Arroz Con Leche (Peruvian Rice Pudding)



200 g rice (1 cup)
650 ml water
juice of 1 orange
1 cinnamon stick
2 cloves
1 tin evaporated milk (400 ml)
1 tin sweetened condensed milk (400 g)
1 teaspoon vanilla essence
cinnamon powder, to serve

 Pour the water into a heavy saucepan.
Add the juice of one orange, the cinnamon stick and the cloves.
Bring to a boil.
Wash the rice thoroughly and add to the boiling water.
Bring to a boil again.
Then reduce heat and let simmer without lid until the water is gone and the rice is soft (about 15 – 20 minutes).
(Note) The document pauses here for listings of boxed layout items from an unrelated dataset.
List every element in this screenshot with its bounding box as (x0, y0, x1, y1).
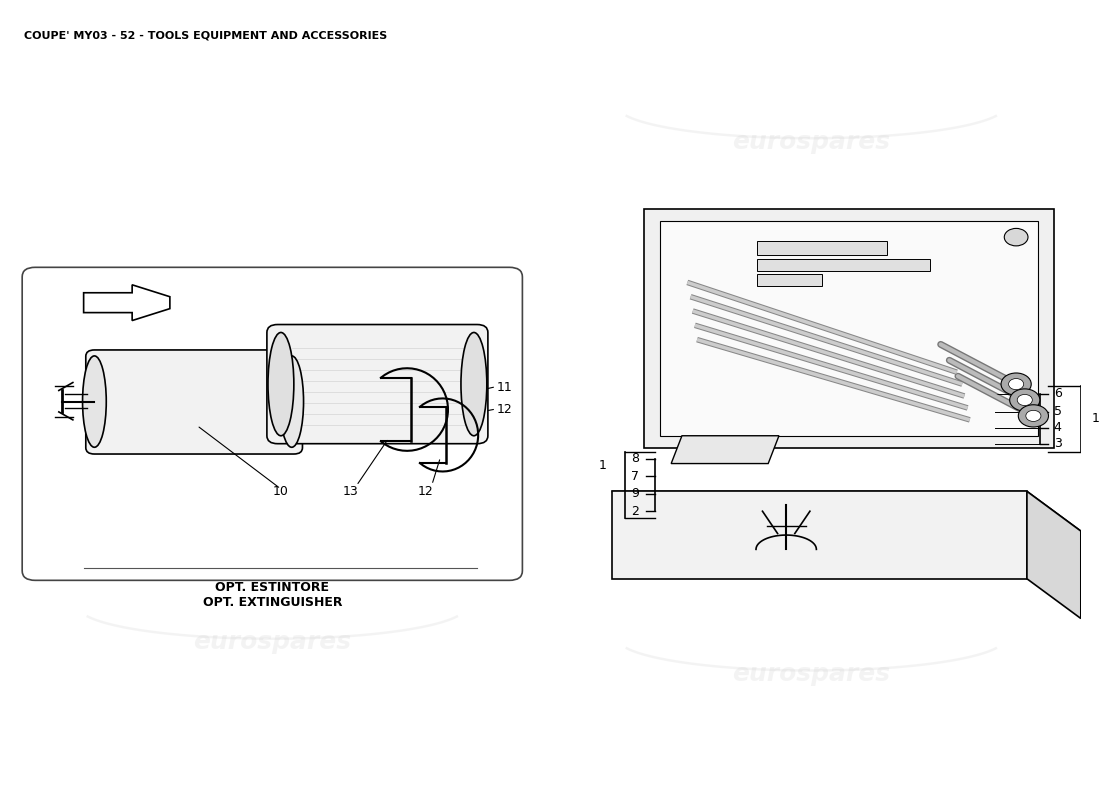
Text: 7: 7 (630, 470, 639, 482)
Circle shape (1010, 389, 1040, 411)
Text: eurospares: eurospares (733, 130, 890, 154)
Polygon shape (612, 491, 1027, 578)
Text: eurospares: eurospares (733, 662, 890, 686)
Text: 6: 6 (1054, 387, 1062, 400)
Polygon shape (758, 241, 887, 255)
FancyBboxPatch shape (86, 350, 302, 454)
Text: 11: 11 (496, 381, 513, 394)
Ellipse shape (268, 333, 294, 436)
Circle shape (1001, 373, 1031, 395)
Polygon shape (660, 222, 1037, 436)
Text: 2: 2 (631, 505, 639, 518)
Text: 8: 8 (630, 452, 639, 466)
Text: COUPE' MY03 - 52 - TOOLS EQUIPMENT AND ACCESSORIES: COUPE' MY03 - 52 - TOOLS EQUIPMENT AND A… (24, 30, 387, 41)
Circle shape (1018, 394, 1032, 406)
FancyBboxPatch shape (267, 325, 488, 444)
Text: OPT. ESTINTORE
OPT. EXTINGUISHER: OPT. ESTINTORE OPT. EXTINGUISHER (202, 581, 342, 609)
Text: 1: 1 (1091, 412, 1100, 425)
Text: 1: 1 (598, 458, 606, 472)
Circle shape (1019, 405, 1048, 427)
Polygon shape (1027, 491, 1081, 618)
Text: 5: 5 (1054, 406, 1062, 418)
Ellipse shape (461, 333, 487, 436)
Text: 12: 12 (418, 485, 433, 498)
Circle shape (1009, 378, 1024, 390)
Polygon shape (84, 285, 169, 321)
Text: 12: 12 (496, 403, 513, 416)
Text: 3: 3 (1054, 437, 1062, 450)
Polygon shape (612, 491, 1081, 531)
Text: 9: 9 (631, 487, 639, 500)
Text: 4: 4 (1054, 422, 1062, 434)
Text: 13: 13 (342, 485, 359, 498)
FancyBboxPatch shape (22, 267, 522, 580)
Circle shape (1004, 229, 1028, 246)
Ellipse shape (279, 356, 304, 447)
Text: eurospares: eurospares (194, 630, 351, 654)
Polygon shape (758, 274, 822, 286)
Circle shape (1026, 410, 1041, 422)
Polygon shape (645, 210, 1054, 448)
Polygon shape (758, 258, 930, 271)
Ellipse shape (82, 356, 107, 447)
Text: 10: 10 (273, 485, 288, 498)
Polygon shape (671, 436, 779, 463)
Remove the cloves and the cinnamon stick.
Add the evaporated milk.
Constantly stirring, bring to a boil, reduce heat and simmer continuing stirring until the mixture thickens (about 10 minutes).
Then add the sweetened condensed milk.
Without stopping stirring, continue cooking over low heat until your rice pudding gets creamy (about 10 minutes).
Stir in the vanilla essence.
Put the rice pudding in a bowl or small glasses, sprinkle with cinnamon powder and serve hot or cold.